A supervisor recently acknowledged that he retained an employee in the face of poor performance because the company was downsizing and if the employee was discharged, she would not be replaced – leaving the manager short-staffed. As a result, the supervisor spent an inordinate amount of time over the next several months closely monitoring that employee because that was the only way to get work from her. The supervisor also spent time handling internal complaints about the employee and doing some of the work the employee should have been. When the employee ultimately resigned, she filed a charge of discrimination alleging her supervisor’s careful monitoring of her was “harassment.”

In many situations, it is better to have a smaller group of strong employees than a larger pool of underperforming employees. In addition to the tremendous amount of extra work they create, underperforming employees create the same morale issues as newly hired unqualified employees. Good employees become resentful and feel unappreciated because of the uneven workloads and uneven output. Underperforming employees can also create issues with customers, hurting sales and adversely impacting customer loyalty.

Ultimately, when the labor pool broadens, and the manager wants to hold employees to higher standards, the prior treatment can be used as evidence of discrimination. While it is probably impractical to say that there are no sliding scales related to performance, in tight labor markets, letting them slide too far will hurt productivity more than help it.

5.  Accommodating Employees

The retail industry is one of the harder environments in which to accommodate employees. There has never been a machine that can bend and twist like the human body. Shelving a product four inches from the ground on a bottom shelf requires a complex set of movements. It is highly uncommon for a retail position to not require a variety of physical attributes.
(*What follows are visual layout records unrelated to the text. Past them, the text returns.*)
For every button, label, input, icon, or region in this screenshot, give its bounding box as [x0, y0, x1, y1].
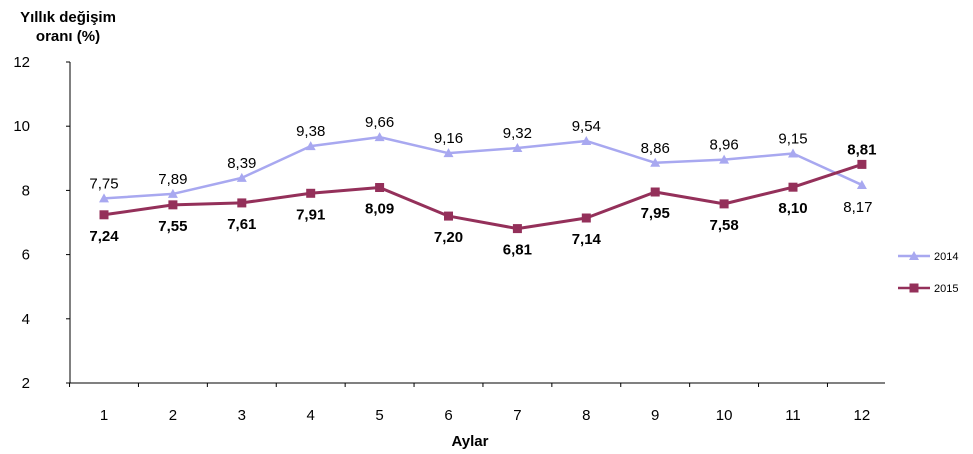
data-point-2014 — [856, 179, 867, 189]
data-label-2015: 7,91 — [296, 206, 325, 223]
data-label-2015: 6,81 — [503, 242, 532, 259]
data-label-2014: 8,86 — [641, 140, 670, 157]
x-tick-label: 1 — [100, 407, 108, 424]
data-point-2014 — [167, 188, 178, 198]
x-tick-label: 2 — [169, 407, 177, 424]
data-label-2014: 9,54 — [572, 118, 601, 135]
data-point-2015 — [857, 159, 867, 169]
x-tick-label: 6 — [444, 407, 452, 424]
data-label-2014: 7,75 — [89, 175, 118, 192]
series-line-2015 — [103, 162, 863, 231]
data-label-2015: 8,09 — [365, 201, 394, 218]
y-tick-label: 10 — [13, 118, 30, 135]
data-label-2015: 7,14 — [572, 231, 602, 248]
x-tick-label: 3 — [238, 407, 246, 424]
data-label-2014: 8,39 — [227, 155, 256, 172]
data-label-2015: 7,61 — [227, 216, 256, 233]
y-axis-title-line-2: oranı (%) — [35, 28, 101, 45]
y-tick-label: 12 — [13, 54, 30, 71]
data-point-2014 — [512, 143, 523, 153]
x-tick-label: 9 — [651, 407, 659, 424]
data-point-2015 — [168, 200, 178, 210]
y-tick-label: 6 — [22, 247, 30, 264]
data-label-2015: 8,10 — [778, 200, 807, 217]
data-point-2014 — [581, 135, 592, 145]
y-tick-label: 4 — [22, 311, 30, 328]
data-label-2014: 8,17 — [843, 199, 872, 216]
y-axis-title-line-1: Yıllık değişim — [20, 9, 116, 26]
data-label-2015: 7,55 — [158, 218, 187, 235]
data-label-2015: 8,81 — [847, 141, 876, 158]
legend: 2014 2015 — [898, 251, 958, 295]
x-tick-label: 8 — [582, 407, 590, 424]
legend-label-2015: 2015 — [934, 283, 958, 295]
data-point-2014 — [719, 154, 730, 164]
y-tick-label: 8 — [22, 182, 30, 199]
data-point-2015 — [444, 211, 453, 221]
x-tick-label: 10 — [716, 407, 733, 424]
data-label-2015: 7,20 — [434, 229, 463, 246]
legend-label-2014: 2014 — [934, 251, 958, 263]
data-label-2015: 7,95 — [641, 205, 670, 222]
data-point-2015 — [788, 182, 798, 192]
data-label-2014: 9,15 — [778, 130, 807, 147]
data-label-2014: 9,38 — [296, 123, 325, 140]
data-label-2014: 7,89 — [158, 171, 187, 188]
x-tick-label: 11 — [785, 407, 801, 424]
x-axis-title: Aylar — [452, 433, 489, 450]
data-point-2014 — [99, 193, 109, 203]
data-point-2014 — [650, 157, 661, 167]
data-point-2014 — [305, 141, 316, 151]
x-tick-label: 7 — [513, 407, 521, 424]
legend-marker-2015 — [909, 283, 919, 293]
data-point-2015 — [650, 187, 660, 197]
data-point-2015 — [375, 183, 385, 193]
data-point-2015 — [719, 199, 729, 209]
data-point-2015 — [306, 188, 316, 198]
data-point-2014 — [443, 148, 454, 158]
data-label-2014: 9,66 — [365, 114, 394, 131]
data-label-2014: 8,96 — [709, 137, 738, 154]
data-label-2014: 9,32 — [503, 125, 532, 142]
data-point-2014 — [236, 172, 247, 182]
data-point-2015 — [237, 198, 247, 208]
data-point-2015 — [99, 210, 109, 220]
data-label-2014: 9,16 — [434, 130, 463, 147]
x-tick-label: 4 — [307, 407, 315, 424]
data-label-2015: 7,24 — [89, 228, 119, 245]
y-tick-label: 2 — [22, 375, 30, 392]
data-point-2014 — [374, 132, 385, 142]
series-group — [99, 132, 867, 234]
x-tick-label: 5 — [375, 407, 383, 424]
data-point-2015 — [581, 213, 591, 223]
data-point-2015 — [512, 224, 522, 234]
y-axis-title: Yıllık değişim oranı (%) — [8, 8, 128, 46]
data-labels: 7,75 7,89 8,39 9,38 9,66 9,16 9,32 9,54 8,86 8,96… — [89, 114, 876, 258]
legend-marker-2014 — [909, 251, 919, 260]
series-line-2014 — [103, 135, 863, 200]
data-label-2015: 7,58 — [709, 217, 738, 234]
x-tick-label: 12 — [854, 407, 871, 424]
data-point-2014 — [788, 148, 798, 158]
Thus, there may not be many opportunities inside a store for an employee to perform all the duties of their position if they suffer from a physical restriction. But in tight labor markets, store managers may prefer to keep an employee coming to work for the duties an employee can perform, even if they are not able to perform all the stated essential functions of the position.

The problem with this practice is the precedent it sets. While some judges have concluded that employers should not be penalized for being more generous to employees than the Americans with Disabilities Act (ADA) requires, other cases have used evidence of one employee being allowed to do only certain portions of their job as evidence of what a reasonable accommodation is for that position. Likewise, this practice will set precedent requiring an employer provide any pregnant employee with similar physical restrictions the same accommodation.
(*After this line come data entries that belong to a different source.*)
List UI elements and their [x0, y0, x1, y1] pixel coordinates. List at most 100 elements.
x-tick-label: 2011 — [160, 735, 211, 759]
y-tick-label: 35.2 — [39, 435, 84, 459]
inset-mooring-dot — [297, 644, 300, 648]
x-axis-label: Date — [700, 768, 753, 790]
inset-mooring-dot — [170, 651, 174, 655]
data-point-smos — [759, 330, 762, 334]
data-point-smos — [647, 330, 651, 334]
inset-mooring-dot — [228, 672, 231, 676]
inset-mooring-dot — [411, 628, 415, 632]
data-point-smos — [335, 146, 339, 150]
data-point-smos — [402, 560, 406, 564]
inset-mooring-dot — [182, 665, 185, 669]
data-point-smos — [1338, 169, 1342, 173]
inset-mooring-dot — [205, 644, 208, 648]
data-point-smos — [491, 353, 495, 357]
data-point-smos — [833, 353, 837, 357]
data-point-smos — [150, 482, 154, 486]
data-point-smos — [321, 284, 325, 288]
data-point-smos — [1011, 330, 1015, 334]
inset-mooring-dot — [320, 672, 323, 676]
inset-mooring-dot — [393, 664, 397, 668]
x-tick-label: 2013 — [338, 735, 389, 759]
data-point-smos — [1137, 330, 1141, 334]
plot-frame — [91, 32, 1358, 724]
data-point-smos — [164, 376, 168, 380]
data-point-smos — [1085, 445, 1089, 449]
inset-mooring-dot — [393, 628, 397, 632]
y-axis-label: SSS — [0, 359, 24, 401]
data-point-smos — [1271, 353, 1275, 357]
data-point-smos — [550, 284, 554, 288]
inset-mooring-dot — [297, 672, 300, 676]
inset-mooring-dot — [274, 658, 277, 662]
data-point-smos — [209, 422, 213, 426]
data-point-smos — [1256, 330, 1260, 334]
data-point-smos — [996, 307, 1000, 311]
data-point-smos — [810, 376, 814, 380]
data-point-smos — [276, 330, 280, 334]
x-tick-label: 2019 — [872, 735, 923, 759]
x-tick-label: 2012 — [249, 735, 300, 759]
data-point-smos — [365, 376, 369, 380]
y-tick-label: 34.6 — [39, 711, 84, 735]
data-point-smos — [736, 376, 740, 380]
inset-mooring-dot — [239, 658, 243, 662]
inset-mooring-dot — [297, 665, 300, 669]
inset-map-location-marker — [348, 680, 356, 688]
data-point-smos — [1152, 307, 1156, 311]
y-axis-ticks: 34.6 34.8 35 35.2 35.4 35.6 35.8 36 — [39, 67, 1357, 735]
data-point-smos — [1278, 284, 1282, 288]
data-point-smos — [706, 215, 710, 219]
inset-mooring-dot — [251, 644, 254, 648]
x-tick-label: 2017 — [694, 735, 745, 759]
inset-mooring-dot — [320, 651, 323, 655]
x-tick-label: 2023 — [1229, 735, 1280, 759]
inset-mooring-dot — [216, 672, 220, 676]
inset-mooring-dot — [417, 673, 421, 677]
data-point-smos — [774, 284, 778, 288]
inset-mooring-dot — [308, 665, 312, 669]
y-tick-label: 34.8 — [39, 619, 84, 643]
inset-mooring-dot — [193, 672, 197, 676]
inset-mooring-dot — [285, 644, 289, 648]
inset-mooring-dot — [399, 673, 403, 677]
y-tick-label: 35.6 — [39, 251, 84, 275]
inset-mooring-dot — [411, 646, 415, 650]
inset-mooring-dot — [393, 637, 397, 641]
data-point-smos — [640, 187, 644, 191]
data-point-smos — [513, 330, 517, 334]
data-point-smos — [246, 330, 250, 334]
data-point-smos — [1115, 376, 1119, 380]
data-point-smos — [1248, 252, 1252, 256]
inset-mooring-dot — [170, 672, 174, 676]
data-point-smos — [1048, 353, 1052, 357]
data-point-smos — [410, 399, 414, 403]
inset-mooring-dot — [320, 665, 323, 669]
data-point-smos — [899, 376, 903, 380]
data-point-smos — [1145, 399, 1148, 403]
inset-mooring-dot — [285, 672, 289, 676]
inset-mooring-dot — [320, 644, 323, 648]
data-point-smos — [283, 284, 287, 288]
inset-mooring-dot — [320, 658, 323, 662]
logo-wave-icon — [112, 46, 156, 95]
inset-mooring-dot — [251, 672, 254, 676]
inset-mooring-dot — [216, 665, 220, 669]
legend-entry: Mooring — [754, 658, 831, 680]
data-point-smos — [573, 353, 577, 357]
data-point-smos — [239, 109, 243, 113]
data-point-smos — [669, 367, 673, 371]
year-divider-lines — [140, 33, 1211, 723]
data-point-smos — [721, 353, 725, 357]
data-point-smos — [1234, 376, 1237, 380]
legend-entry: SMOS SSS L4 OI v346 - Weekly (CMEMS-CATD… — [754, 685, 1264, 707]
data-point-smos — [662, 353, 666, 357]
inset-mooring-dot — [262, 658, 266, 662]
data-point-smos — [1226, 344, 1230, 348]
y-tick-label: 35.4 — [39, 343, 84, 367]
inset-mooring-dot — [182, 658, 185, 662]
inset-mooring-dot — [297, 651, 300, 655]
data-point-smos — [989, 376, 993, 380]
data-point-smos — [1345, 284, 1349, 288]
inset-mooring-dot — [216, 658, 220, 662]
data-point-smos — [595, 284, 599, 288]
The work the employee cannot do falls on co-workers who may not be happy about the extra load of some of the harder duties. Thus, retailers need to focus on being consistent with accommodations in a manner that best allows them to run the business without getting hamstrung with several store employees who cannot do all the work.

Conclusion

There will be many difficulties in the road back to normalcy. How a retailer goes about addressing those difficulties goes a long way in whether the problem is only operational or becomes legal as well. Good practices will set employers up for success no matter the market.

DISCLAIMER: Because of the generality of this update, the information provided herein may not be applicable in all situations and should not be acted upon without specific legal advice based on particular situations.